Peptide calculator
Calculate peptide reconstitution and syringe draw volume like a draw-and-dose calculator. Enter your desired dose, vial strength, and bac water to get U-100 insulin syringe units, mL to draw, and mg/mL concentration.

FAQ for this calculator
- How do syringe units work?
- On a U-100 insulin syringe, 100 units equals 1.0 mL. So 15 units = 0.15 mL.
- How is concentration calculated?
- Divide total peptide mg by bacteriostatic water mL. Example: 5 mg in 3 mL → 1.67 mg/mL (1,667 mcg/mL).
- mcg vs mg?
- 1 mg = 1,000 mcg. Vial labels are usually mg; per-injection doses are often quoted in mcg.

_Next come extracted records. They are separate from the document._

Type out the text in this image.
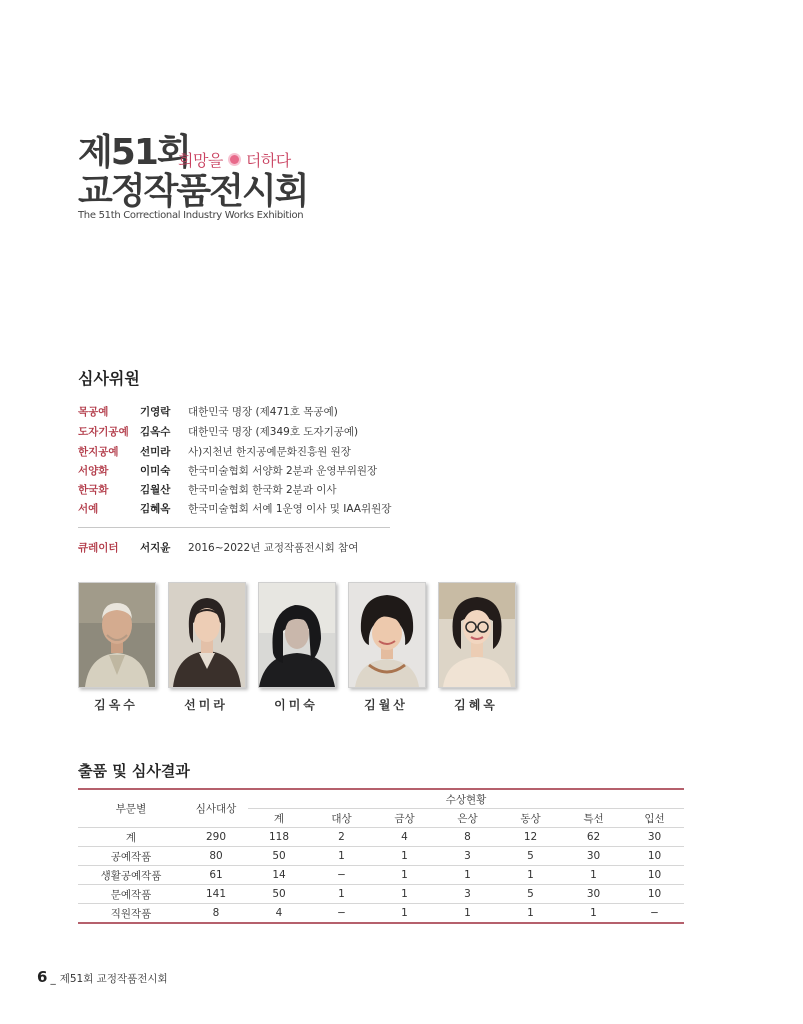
제51회
희망을 더하다
교정작품전시회
The 51th Correctional Industry Works Exhibition
심사위원
목공예	기영락 대한민국 명장 (제471호 목공예)
도자기공예 김옥수 대한민국 명장 (제349호 도자기공예)
한지공예 선미라 사)지천년 한지공예문화진흥원 원장
서양화	이미숙 한국미술협회 서양화 2분과 운영부위원장
한국화	김월산 한국미술협회 한국화 2분과 이사
서예	김혜옥 한국미술협회 서예 1운영 이사 및 IAA위원장
큐레이터 서지윤 2016~2022년 교정작품전시회 참여
김옥수	선미라	이미숙	김월산	김혜옥
출품 및 심사결과
부문별	심사대상	수상현황						
		계	대상	금상	은상	동상	특선	입선
계	290	118	2	4	8	12	62	30
공예작품	80	50	1	1	3	5	30	10
생활공예작품	61	14	−	1	1	1	1	10
문예작품	141	50	1	1	3	5	30	10
직원작품	8	4	−	1	1	1	1	−
6 _ 제51회 교정작품전시회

- Is this the same as Prime Peptides calculator?
- Same core math: dose, vial strength, and diluent volume → syringe draw and concentration. Always verify with your supplier and protocol.
How to use the peptide reconstitution calculator
After mixing lyophilized peptide with bacteriostatic water, concentration is total mg divided by mL. Each dose needs enough solution to deliver your target mcg.
- Enter desired dose in mcg (or tap a preset—0.25 mg = 250 mcg).
- Enter vial peptide strength in mg.
- Enter bac water volume used for reconstitution.
- Read syringe units (U-100), mL to draw, mg/mL concentration, and doses per vial.
When to use this calculator
- 5 mg vial + 3 mL water + 250 mcg target dose (classic BPC-157 style setup).
- Comparing 2 mL vs 3 mL diluent before committing to a protocol.
- Checking how many injections one vial yields at your dose.
Examples & walkthrough

- 5 mg peptide, 3 mL bac water, 250 mcg dose → ~1.67 mg/mL, draw 0.15 mL = 15 syringe units, ~20 doses per vial.
- 10 mg vial, 2 mL water, 500 mcg dose → 5 mg/mL → 0.1 mL = 10 units per dose.
- 1 mL = 100 units on a standard U-100 insulin syringe.